Panavir injection solution 0.004%

Panavir® is a purified extract of the shoots of the Solanum tuberosum plant; its main active ingredient is a hexose glycoside consisting of glucose, rhamnose, arabinose, mannose, xylose, galactose, and uronic acids.

Panavir® is an antiviral and immunomodulatory agent. It increases the body's nonspecific resistance to various infections and promotes the induction of alpha and gamma interferons by blood leukocytes.

Indications for use
Herpesvirus infections of various localizations (including recurrent genital herpes, herpes zoster, and ophthalmic herpes).
Secondary immunodeficiency states due to infectious diseases.
Cytomegalovirus infection, including in patients with recurrent miscarriage.
Used in women with chronic viral infections and interferon deficiency during pregnancy preparation.
Chronic cytomegalovirus infection in the acute stage in pregnant women in the second and third trimesters as part of combination therapy.
Human papillomavirus infection (anogenital warts) as part of combination therapy.
Gastric and duodenal ulcers in patients with long-term scarring and symptomatic gastroduodenal ulcers as part of combination therapy.
Tick-borne encephalitis to reduce viral load and relieve neurological symptoms (anisoreflexia, decreased reflexes, tenderness at cranial nerve exit points, nystagmus) as part of combination therapy.
Rheumatoid arthritis combined with herpesvirus infection in immunocompromised patients (to enhance the analgesic and anti-inflammatory effect of the primary therapy), as part of combination therapy. Acute respiratory viral infections and influenza as part of combination therapy.
Panavir® is used in the combination therapy of chronic bacterial prostatitis.

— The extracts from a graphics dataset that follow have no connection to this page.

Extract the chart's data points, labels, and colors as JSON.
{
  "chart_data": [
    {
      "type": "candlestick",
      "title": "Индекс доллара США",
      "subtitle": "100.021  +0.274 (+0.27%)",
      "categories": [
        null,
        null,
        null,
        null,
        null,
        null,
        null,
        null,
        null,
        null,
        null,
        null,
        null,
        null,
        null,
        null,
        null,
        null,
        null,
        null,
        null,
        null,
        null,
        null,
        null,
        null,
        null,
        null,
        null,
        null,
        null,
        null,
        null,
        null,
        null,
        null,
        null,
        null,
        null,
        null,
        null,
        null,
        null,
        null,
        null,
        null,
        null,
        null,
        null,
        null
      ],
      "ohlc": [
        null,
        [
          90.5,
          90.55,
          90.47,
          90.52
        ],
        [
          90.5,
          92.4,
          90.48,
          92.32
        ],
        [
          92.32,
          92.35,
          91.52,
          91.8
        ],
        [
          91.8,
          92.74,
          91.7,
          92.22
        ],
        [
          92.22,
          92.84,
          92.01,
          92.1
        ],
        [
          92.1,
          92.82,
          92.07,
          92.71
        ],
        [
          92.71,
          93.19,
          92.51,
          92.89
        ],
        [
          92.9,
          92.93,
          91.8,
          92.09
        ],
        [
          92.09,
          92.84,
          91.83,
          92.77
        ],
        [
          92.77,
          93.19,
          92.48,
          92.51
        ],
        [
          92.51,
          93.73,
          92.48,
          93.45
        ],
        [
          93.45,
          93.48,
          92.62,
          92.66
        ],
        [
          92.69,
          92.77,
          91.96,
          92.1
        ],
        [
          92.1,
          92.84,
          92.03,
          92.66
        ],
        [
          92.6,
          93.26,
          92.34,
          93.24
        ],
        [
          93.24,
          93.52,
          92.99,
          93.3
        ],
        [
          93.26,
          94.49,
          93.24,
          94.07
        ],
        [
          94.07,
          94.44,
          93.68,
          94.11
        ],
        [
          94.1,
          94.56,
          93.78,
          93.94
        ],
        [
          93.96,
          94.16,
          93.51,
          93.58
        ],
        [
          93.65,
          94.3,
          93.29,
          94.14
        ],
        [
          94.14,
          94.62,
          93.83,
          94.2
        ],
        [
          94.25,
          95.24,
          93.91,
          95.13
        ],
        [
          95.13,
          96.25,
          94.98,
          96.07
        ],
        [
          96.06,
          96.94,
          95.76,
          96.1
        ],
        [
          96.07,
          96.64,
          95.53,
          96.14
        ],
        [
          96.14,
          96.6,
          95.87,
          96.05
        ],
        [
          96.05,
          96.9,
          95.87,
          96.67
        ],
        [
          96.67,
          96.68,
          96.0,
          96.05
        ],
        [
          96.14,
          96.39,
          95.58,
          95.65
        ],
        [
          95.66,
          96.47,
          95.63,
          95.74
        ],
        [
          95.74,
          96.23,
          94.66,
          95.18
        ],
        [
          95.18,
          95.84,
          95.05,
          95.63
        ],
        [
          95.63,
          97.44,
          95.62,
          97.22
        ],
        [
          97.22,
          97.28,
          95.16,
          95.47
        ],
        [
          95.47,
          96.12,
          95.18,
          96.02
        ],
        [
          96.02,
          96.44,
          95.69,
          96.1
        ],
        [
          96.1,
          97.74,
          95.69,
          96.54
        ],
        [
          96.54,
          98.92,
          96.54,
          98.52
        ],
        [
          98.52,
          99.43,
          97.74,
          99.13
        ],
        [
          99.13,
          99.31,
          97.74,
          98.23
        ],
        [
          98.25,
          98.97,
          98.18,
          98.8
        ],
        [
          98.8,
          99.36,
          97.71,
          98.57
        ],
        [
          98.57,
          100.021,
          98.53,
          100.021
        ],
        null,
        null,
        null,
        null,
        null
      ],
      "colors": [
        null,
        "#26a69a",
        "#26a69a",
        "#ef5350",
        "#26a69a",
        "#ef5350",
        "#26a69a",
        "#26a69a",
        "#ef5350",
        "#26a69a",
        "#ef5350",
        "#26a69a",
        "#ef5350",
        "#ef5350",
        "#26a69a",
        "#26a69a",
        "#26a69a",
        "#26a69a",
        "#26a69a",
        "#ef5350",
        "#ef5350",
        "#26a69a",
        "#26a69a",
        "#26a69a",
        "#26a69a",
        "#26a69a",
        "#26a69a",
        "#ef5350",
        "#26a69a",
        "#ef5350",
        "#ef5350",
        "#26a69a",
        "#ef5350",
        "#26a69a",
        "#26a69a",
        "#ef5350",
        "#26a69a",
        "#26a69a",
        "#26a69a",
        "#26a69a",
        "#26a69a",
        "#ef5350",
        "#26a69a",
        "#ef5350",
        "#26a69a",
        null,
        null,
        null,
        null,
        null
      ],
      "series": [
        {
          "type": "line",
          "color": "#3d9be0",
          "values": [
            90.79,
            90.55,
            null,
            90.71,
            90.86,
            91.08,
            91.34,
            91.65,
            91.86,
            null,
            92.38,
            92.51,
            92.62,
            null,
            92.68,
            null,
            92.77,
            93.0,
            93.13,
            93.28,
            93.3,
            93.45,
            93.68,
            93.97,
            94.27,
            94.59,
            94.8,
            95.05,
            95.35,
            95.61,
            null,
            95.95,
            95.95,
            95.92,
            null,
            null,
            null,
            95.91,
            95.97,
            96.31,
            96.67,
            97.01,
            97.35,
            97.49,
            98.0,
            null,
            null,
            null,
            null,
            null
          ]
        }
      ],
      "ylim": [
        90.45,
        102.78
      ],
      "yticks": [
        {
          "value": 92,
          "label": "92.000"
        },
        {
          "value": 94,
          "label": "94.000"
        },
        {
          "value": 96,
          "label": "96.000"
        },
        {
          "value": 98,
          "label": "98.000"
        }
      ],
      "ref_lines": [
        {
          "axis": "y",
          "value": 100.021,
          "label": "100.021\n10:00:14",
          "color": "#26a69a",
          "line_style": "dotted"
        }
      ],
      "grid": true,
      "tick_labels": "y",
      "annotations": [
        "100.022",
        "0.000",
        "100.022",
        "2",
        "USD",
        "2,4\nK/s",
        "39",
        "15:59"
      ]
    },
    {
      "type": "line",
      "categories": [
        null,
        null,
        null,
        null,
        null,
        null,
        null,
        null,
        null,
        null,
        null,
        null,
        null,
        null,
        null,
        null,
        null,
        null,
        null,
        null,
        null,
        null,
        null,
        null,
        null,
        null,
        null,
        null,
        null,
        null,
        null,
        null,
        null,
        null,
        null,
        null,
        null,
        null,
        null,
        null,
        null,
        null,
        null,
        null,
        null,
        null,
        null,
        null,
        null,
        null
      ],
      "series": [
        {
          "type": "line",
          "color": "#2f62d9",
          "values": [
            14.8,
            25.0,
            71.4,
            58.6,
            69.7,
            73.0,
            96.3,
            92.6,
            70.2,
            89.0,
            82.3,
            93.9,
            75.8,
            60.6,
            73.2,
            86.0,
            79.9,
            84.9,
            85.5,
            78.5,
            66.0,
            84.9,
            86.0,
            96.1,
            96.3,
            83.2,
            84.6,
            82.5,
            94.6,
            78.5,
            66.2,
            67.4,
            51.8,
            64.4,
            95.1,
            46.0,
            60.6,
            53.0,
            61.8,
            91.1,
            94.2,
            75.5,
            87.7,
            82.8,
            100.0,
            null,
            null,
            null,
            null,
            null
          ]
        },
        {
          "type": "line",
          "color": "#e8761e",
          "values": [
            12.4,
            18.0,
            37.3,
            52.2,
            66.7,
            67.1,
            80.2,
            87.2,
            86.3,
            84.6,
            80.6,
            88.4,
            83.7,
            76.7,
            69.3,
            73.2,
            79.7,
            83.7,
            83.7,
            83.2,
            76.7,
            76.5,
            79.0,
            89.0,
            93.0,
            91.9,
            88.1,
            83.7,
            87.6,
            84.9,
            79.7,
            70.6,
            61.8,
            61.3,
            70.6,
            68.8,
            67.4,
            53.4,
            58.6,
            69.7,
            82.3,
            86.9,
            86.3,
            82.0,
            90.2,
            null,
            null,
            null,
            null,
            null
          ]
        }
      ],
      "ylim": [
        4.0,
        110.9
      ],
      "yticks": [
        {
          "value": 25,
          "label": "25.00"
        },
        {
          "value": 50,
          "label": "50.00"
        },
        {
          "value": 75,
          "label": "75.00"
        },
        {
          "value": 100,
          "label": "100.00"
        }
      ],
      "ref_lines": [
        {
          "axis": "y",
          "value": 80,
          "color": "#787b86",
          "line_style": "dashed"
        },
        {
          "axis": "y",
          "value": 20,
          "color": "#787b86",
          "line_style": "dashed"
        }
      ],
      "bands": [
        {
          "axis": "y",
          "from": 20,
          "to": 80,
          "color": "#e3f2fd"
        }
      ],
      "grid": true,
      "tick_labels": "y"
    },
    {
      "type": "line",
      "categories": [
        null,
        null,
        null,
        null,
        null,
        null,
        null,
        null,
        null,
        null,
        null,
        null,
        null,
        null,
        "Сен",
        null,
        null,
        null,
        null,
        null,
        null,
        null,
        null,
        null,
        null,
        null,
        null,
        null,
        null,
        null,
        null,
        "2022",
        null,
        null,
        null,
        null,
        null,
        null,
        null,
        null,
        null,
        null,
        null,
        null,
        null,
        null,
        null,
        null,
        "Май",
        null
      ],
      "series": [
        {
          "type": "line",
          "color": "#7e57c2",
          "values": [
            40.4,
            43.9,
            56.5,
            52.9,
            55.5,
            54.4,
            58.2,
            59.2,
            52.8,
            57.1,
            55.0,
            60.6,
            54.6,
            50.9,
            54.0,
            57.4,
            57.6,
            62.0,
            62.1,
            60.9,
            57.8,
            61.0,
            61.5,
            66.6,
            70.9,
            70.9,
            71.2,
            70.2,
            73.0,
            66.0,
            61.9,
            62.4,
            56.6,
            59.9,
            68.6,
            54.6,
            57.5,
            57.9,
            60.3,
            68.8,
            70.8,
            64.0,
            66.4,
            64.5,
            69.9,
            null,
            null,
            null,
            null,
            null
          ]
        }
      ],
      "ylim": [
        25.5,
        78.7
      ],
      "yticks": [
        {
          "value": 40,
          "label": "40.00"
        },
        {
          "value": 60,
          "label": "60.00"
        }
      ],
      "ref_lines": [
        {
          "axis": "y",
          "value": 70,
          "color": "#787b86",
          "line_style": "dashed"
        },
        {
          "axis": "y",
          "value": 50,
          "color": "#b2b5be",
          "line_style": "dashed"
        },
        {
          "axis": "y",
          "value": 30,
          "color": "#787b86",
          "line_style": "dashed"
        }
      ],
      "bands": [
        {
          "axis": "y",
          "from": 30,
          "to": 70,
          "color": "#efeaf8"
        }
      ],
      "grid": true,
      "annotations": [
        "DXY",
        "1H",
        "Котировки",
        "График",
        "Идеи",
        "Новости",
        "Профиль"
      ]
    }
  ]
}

The drug is well tolerated at therapeutic doses.

Trials have shown no mutagenic, teratogenic, carcinogenic, allergenic, or embryotoxic effects. Preclinical studies in laboratory animals have not revealed any negative effects on reproductive function or fetal development.
It exhibits anti-inflammatory properties in experimental models of exudative edema, chronic proliferative inflammation, and a pseudoallergic inflammatory response test to concanavalin A.
Analgesic activity has been demonstrated in models of neurogenic pain and pain caused by inflammation and thermal irritation.
It has antipyretic properties.
Neuroprotective properties have been demonstrated in a model of Parkinson's syndrome caused by systemic administration of the neurotoxin 1-methyl-4-phenyl-1,2,3,6-tetrahydropyridine. It has the ability to improve retinal and optic nerve function.
It has wound-healing properties in a gastric ulcer model.

Panavir® should be administered intravenously by slow intravenous stream.
The therapeutic dose is 200 mcg of the active ingredient (the contents of one ampoule or vial).
For the treatment of herpesvirus infections and tick-borne encephalitis, it is administered twice, 48 or 24 hours apart. If necessary, the course of treatment can be repeated after 1 month. For the treatment of cytomegalovirus and human papillomavirus infections, the drug is administered three times during the first week at 48-hour intervals and twice during the second week at 72-hour intervals.
For the treatment of acute chronic cytomegalovirus infection in pregnant women during the second and third trimesters, the drug is administered three times during the first week at 48-hour intervals and twice during the second week at 72-hour intervals.
For the treatment of acute gastric and duodenal ulcers and symptomatic gastroduodenal ulcers, 5 intravenous injections are administered every other day for 10 days.
For the treatment of rheumatoid arthritis associated with herpesvirus infection in immunocompromised patients, 5 intravenous injections are administered at 24-48-hour intervals. If necessary, the course is repeated after 2 months.
For the treatment of acute respiratory viral infections and influenza, two intravenous injections are administered at intervals of 18-24 hours.
For the treatment of patients with chronic bacterial prostatitis, five intravenous injections are administered at intervals of 48 hours.

PEDIATRIC USE: Panavir® is prescribed to children 12 years and older at a dose of 100 mcg intravenously once daily.
For the treatment of herpesvirus infections and tick-borne encephalitis, the drug is administered twice at intervals of 48 or 24 hours. If necessary, the course of treatment can be repeated after one month.
For the treatment of cytomegalovirus and human papillomavirus infections, the drug is administered three times during the first week at intervals of 48 hours and twice during the second week at intervals of 72 hours.